Patients with ulcerative colitis (UC) are at increased risk of developing colitis‑associated colon cancer. Previous studies have indicated that interleukin (IL)‑21, which is predominantly secreted by follicular T helper (Tfh) cells, is overproduced in inflammatory bowel diseases. In order to investigate the role of IL‑21 in UC and the association between IL‑21 and Tfh cells, the number of Tfh cells and the level of IL‑21 were investigated in colonic tissues from UC patients and wild‑type (WT) mice, which were induced by dextran sulphate sodium (DSS). High Tfh cell counts and levels of IL‑21 were observed in UC patients and WT mice with DSS‑induced colitis. Subsequent comparison of the mucosal damage and expression of Tfh‑associated cytokines in the WT mice and IL‑21 knockout (IL‑21KO) mice following DSS administration, revealed that IL‑21KO mice were largely protected against colitis and exhibited reduced infiltration of Tfh cells, as well as decreased production of Tfh‑associated cytokines. The present study also found that IL‑21 was necessary for the proliferation and secretion of Tfh cells in vitro. In addition, neutralization of IL‑21 in DSS‑administered WT mice using anti‑IL‑21 reduced the number of Tfh cells and the level of mucosal damage.
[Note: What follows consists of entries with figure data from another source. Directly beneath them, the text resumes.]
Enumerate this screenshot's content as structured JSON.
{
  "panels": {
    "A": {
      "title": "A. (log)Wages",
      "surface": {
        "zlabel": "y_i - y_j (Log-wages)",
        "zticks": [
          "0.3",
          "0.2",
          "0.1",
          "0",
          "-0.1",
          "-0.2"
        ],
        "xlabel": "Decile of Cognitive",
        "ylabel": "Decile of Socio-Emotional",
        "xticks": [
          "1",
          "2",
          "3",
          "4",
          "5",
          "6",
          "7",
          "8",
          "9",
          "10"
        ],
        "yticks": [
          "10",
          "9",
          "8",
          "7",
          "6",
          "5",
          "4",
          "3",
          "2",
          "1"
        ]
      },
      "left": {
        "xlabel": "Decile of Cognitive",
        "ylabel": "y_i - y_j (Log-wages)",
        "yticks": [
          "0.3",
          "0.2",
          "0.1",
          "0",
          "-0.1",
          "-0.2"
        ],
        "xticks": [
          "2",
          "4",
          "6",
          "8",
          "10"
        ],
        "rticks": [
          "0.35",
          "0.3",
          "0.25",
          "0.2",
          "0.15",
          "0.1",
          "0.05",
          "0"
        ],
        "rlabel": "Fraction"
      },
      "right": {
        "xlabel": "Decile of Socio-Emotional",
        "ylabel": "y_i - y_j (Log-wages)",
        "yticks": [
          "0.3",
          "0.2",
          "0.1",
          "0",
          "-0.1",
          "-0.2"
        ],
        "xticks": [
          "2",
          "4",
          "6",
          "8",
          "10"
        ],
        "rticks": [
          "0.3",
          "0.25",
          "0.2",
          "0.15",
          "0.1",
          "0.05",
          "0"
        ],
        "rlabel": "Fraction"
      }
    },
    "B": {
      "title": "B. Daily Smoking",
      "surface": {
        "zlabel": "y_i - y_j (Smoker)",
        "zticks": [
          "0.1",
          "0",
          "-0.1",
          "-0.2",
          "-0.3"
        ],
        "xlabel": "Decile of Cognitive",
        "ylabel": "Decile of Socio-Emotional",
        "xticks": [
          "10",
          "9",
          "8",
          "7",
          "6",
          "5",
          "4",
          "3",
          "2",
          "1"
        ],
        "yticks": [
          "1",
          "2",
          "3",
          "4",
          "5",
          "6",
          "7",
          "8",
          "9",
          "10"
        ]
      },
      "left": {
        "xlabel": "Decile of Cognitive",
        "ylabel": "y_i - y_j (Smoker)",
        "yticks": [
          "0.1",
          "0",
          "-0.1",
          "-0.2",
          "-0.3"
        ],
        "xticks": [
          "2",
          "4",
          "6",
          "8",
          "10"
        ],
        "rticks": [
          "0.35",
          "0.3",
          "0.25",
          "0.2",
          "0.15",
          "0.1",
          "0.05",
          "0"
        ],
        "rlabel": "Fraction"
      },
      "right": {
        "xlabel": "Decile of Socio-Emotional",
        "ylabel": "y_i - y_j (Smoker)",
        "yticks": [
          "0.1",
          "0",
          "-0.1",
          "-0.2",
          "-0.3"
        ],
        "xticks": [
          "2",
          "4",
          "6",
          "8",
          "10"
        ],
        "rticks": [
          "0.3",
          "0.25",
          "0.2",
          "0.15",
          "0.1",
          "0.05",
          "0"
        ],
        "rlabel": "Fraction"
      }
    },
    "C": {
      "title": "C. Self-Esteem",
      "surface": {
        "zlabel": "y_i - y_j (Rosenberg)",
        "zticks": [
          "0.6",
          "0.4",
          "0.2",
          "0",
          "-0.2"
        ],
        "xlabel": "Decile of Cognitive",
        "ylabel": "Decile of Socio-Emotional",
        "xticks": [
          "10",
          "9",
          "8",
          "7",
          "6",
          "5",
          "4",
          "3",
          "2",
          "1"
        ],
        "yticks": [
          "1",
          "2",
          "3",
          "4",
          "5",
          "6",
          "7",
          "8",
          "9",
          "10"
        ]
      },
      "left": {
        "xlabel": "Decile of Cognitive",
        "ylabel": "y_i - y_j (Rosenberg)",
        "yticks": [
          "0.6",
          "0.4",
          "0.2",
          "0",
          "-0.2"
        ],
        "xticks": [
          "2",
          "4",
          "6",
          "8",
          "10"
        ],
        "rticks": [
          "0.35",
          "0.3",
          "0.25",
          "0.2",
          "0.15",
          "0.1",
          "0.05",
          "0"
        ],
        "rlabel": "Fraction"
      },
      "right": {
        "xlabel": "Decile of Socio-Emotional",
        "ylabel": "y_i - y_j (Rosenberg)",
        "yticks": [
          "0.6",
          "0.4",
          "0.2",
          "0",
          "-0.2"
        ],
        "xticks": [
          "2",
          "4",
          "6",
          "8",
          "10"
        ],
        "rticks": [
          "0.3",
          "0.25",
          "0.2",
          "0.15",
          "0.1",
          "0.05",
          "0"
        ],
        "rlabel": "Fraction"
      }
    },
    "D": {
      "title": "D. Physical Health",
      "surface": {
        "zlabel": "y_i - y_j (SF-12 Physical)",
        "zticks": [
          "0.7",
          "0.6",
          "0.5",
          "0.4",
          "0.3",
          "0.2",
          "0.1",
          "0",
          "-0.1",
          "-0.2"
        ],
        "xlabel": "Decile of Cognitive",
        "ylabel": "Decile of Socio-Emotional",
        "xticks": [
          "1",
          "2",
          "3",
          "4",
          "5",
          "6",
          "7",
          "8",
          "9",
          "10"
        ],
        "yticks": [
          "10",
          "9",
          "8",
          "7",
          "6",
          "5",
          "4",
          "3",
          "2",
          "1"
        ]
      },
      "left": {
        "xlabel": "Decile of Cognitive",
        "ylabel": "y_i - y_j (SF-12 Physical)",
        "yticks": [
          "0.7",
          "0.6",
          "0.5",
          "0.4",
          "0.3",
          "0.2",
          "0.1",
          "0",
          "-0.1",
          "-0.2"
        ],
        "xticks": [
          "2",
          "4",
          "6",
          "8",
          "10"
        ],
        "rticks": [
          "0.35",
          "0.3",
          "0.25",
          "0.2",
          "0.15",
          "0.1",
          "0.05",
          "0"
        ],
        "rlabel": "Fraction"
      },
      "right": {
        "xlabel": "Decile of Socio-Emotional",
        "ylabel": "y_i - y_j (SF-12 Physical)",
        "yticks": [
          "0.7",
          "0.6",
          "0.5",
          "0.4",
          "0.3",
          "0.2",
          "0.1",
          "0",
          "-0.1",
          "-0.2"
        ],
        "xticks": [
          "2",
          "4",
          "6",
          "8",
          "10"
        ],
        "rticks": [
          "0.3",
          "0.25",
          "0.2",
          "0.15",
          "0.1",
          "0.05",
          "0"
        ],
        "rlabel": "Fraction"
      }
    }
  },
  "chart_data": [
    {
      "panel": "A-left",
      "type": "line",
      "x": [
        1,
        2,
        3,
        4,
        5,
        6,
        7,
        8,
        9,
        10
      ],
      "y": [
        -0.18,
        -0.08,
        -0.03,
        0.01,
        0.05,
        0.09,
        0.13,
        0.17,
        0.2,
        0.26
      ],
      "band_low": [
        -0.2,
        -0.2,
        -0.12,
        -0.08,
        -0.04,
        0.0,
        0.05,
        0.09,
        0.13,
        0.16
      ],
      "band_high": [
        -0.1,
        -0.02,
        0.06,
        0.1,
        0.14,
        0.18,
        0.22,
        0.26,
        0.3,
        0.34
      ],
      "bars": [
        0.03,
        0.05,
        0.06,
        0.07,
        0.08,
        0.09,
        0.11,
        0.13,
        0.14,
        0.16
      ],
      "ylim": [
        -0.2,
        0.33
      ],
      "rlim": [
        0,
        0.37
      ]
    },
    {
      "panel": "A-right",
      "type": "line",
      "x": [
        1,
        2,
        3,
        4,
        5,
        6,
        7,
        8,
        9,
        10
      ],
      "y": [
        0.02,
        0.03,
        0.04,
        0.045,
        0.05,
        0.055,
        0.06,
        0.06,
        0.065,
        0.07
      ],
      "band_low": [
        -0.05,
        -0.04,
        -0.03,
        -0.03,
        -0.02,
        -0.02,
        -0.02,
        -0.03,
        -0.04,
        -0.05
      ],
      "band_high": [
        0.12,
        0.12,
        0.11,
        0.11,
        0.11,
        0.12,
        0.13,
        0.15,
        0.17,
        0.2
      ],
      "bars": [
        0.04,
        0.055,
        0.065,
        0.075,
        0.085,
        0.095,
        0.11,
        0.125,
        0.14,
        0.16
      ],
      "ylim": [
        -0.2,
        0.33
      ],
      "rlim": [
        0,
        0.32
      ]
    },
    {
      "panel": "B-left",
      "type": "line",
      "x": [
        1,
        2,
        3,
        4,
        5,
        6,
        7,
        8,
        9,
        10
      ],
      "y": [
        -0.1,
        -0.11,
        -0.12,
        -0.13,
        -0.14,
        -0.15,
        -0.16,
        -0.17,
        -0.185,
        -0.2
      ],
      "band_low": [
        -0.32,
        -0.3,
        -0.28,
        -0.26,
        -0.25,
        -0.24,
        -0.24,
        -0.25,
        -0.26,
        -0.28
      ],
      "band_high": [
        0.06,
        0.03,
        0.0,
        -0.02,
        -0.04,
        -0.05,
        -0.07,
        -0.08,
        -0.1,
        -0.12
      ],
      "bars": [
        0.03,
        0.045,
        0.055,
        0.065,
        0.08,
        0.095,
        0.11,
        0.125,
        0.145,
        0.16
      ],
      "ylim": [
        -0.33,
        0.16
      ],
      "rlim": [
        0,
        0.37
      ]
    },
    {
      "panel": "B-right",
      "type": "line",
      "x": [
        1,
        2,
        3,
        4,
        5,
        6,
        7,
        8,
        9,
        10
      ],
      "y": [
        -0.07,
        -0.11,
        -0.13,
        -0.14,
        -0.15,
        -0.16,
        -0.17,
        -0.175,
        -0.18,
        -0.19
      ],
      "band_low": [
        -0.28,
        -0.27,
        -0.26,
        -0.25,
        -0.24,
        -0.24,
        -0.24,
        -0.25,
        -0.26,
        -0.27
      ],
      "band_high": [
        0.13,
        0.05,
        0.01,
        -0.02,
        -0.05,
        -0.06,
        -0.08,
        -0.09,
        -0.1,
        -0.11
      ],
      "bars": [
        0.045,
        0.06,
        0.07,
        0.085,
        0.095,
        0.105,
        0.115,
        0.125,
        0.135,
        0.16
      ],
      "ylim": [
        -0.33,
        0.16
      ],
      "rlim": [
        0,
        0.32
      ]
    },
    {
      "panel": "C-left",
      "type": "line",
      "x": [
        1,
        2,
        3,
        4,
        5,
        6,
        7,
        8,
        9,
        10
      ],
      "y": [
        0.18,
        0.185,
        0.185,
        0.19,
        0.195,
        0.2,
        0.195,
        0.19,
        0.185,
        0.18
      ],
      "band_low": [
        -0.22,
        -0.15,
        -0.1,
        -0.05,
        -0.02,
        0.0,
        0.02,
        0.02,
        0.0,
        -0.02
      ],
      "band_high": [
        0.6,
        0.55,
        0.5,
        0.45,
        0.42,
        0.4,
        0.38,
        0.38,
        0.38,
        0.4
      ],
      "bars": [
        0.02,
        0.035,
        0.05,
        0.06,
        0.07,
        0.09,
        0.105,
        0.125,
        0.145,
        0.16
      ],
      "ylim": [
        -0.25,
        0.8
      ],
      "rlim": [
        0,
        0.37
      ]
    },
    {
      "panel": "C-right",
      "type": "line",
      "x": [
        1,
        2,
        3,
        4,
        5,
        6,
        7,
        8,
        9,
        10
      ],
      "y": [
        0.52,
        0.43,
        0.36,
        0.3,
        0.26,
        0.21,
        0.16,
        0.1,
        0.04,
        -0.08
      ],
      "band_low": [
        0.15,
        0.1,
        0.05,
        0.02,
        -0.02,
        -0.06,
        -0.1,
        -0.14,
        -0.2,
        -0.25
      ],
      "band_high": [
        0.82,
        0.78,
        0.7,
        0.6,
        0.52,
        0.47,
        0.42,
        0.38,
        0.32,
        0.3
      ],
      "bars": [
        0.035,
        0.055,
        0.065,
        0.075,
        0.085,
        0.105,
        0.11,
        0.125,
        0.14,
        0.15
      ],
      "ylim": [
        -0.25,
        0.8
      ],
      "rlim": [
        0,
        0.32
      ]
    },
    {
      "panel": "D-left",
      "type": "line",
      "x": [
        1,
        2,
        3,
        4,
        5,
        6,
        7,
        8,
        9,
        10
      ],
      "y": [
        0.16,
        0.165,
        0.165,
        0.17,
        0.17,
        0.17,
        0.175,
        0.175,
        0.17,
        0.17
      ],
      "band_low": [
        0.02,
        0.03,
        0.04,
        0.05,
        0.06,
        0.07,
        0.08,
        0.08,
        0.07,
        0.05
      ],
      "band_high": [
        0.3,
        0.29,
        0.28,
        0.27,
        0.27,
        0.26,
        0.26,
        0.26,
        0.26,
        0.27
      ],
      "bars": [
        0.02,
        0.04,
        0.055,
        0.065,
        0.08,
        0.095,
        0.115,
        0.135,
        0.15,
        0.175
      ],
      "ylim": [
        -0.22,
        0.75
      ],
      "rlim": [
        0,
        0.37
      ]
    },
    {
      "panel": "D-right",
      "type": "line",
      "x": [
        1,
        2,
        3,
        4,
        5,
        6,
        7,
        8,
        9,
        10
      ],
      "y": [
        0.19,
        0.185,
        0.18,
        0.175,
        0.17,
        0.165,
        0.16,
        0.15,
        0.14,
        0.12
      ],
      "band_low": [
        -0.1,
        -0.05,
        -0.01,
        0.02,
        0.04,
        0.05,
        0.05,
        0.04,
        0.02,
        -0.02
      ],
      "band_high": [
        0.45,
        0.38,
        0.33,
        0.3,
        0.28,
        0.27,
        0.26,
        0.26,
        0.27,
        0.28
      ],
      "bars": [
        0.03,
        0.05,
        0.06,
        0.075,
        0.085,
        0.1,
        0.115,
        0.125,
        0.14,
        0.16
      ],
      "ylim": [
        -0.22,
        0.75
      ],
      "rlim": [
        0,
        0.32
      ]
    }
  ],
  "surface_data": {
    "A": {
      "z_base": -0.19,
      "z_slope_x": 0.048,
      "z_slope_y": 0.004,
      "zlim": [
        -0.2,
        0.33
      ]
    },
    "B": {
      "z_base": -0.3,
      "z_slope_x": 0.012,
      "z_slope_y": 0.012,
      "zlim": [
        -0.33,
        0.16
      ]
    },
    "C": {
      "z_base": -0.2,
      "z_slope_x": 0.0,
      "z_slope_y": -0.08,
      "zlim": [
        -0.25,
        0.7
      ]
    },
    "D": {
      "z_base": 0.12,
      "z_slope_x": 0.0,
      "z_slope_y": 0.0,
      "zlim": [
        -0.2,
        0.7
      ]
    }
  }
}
Administration of a neutralizing IL‑21 antibody decreased the colonic infiltration of Tfh cells and reduced damage to the mucosa. These results indicated that Tfh cells are important in UC and that its effector molecule, IL‑21, is not only a critical regulator of inflammation, but also regulates the proliferation and response of Tfh cells in the colitis microenvironment.